3. Set strong passwords policies and use multi-factor authentication
Define strong, complex, and exclusive passwords to your accounts. Strong passwords usually combine twelve or more low and capital letters, numbers, and special characters (! @ # $% ^ & *).
Never share passwords with other users, redefine them every three months, and do not use the same password between sites or platforms. In case you need to share some passwords with other people, choose a digital vault or password vault for this.
Whenever possible, use two-factor (2FA) or multi-factor authentication (MFA) to add an extra layer of protection to passwords, primarily to finance, health, and other confidential accounts.
2FA and MFA increase security because the user must provide other information to log in successfully. An exclusive PIN, biometry (face recognition or fingerprint), or secondary device (phone or mail confirmation) are the most commonly used authentication methods.
4. Employ device and data encryption
Keep all user data away from applications—also, separate personal and business data. Apply strong encryption (AES-256 bits or superior), combined with strong passwords, to every sensitive and confidential data, mainly to personal, finance, and health information.
5. Be extra careful during online shopping
Be extra careful while shopping online for products and services, especially on unknown or untrustworthy websites.
Before making a purchase, check if the website is secure: the URL must start with "HTTPS://" and contain a little lock figure on the side. Also, look into forums and user reviews websites if the store is reliable.

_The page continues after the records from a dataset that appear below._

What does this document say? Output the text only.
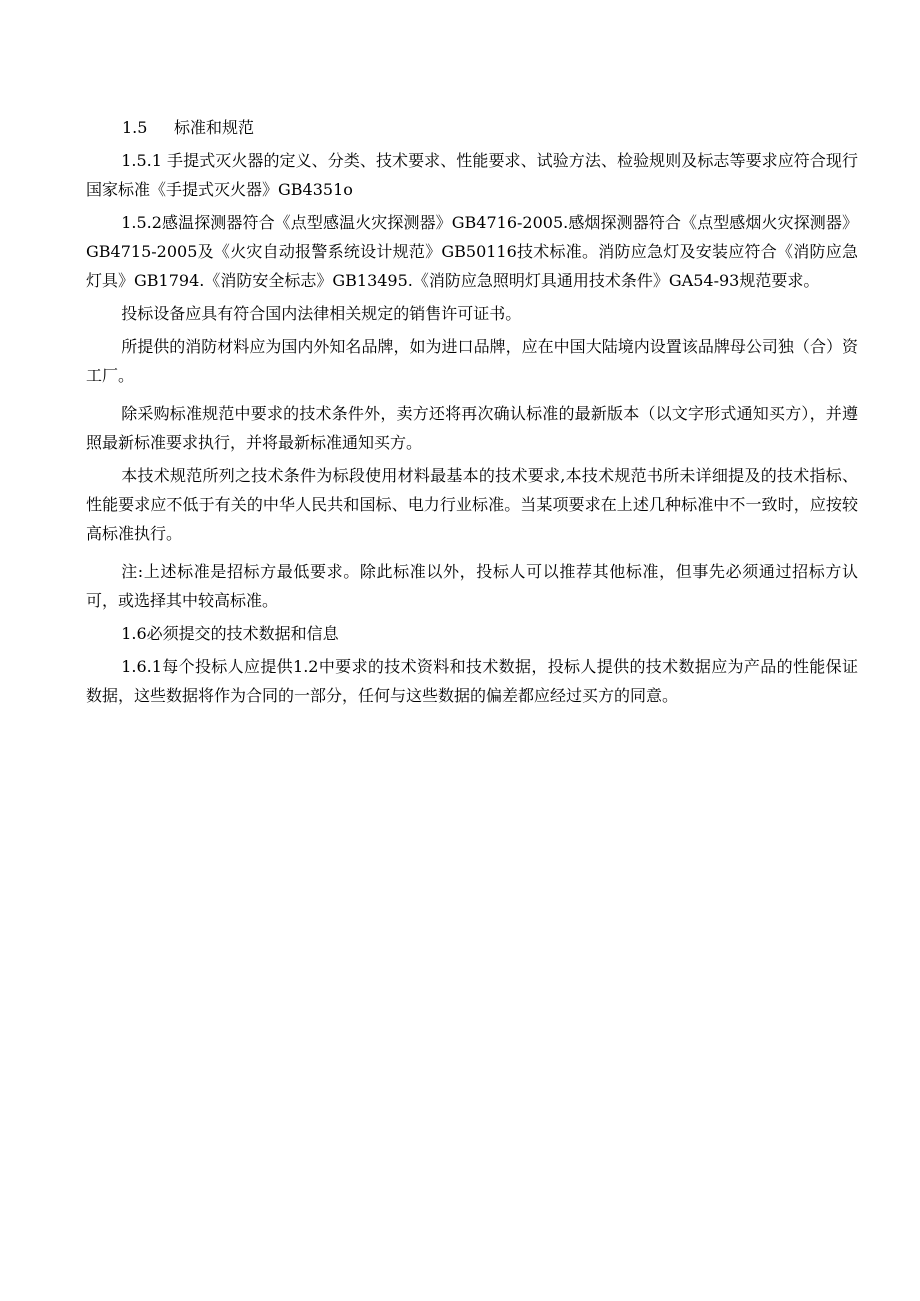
1.5 标准和规范

1.5.1 手提式灭火器的定义、分类、技术要求、性能要求、试验方法、检验规则及标志等要求应符合现行国家标准《手提式灭火器》GB4351o

1.5.2感温探测器符合《点型感温火灾探测器》GB4716-2005.感烟探测器符合《点型感烟火灾探测器》GB4715-2005及《火灾自动报警系统设计规范》GB50116技术标准。消防应急灯及安装应符合《消防应急灯具》GB1794.《消防安全标志》GB13495.《消防应急照明灯具通用技术条件》GA54-93规范要求。

投标设备应具有符合国内法律相关规定的销售许可证书。

所提供的消防材料应为国内外知名品牌，如为进口品牌，应在中国大陆境内设置该品牌母公司独（合）资工厂。

除采购标准规范中要求的技术条件外，卖方还将再次确认标准的最新版本（以文字形式通知买方），并遵照最新标准要求执行，并将最新标准通知买方。

本技术规范所列之技术条件为标段使用材料最基本的技术要求,本技术规范书所未详细提及的技术指标、性能要求应不低于有关的中华人民共和国标、电力行业标准。当某项要求在上述几种标准中不一致时，应按较高标准执行。

注:上述标准是招标方最低要求。除此标准以外，投标人可以推荐其他标准，但事先必须通过招标方认可，或选择其中较高标准。

1.6必须提交的技术数据和信息

1.6.1每个投标人应提供1.2中要求的技术资料和技术数据，投标人提供的技术数据应为产品的性能保证数据，这些数据将作为合同的一部分，任何与这些数据的偏差都应经过买方的同意。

On the payment page, verify if shipping and payment information are correct. Always keep an electronic copy of the purchase receipt after confirming payment.
6. Before selling an old device, keep its hard drive clean, including persistent storage
If you're selling or discarding your laptop, tablet, or smartphone, it's essential to ensure your personal or sensitive information doesn't get passed along, as well. If someone hacks your device, a clean hard drive means less data that's accessed. 
But merely deleting files or data may not be enough since hackers and forensic experts can quickly restore it. Part of good cyber hygiene is reformatting and then wiping all persistent storage to keep your hard drive clean. For example, if you want to sell your computer and have used it for online banking, you'll want to consider disk-wiping to remove software and data from your hard drive.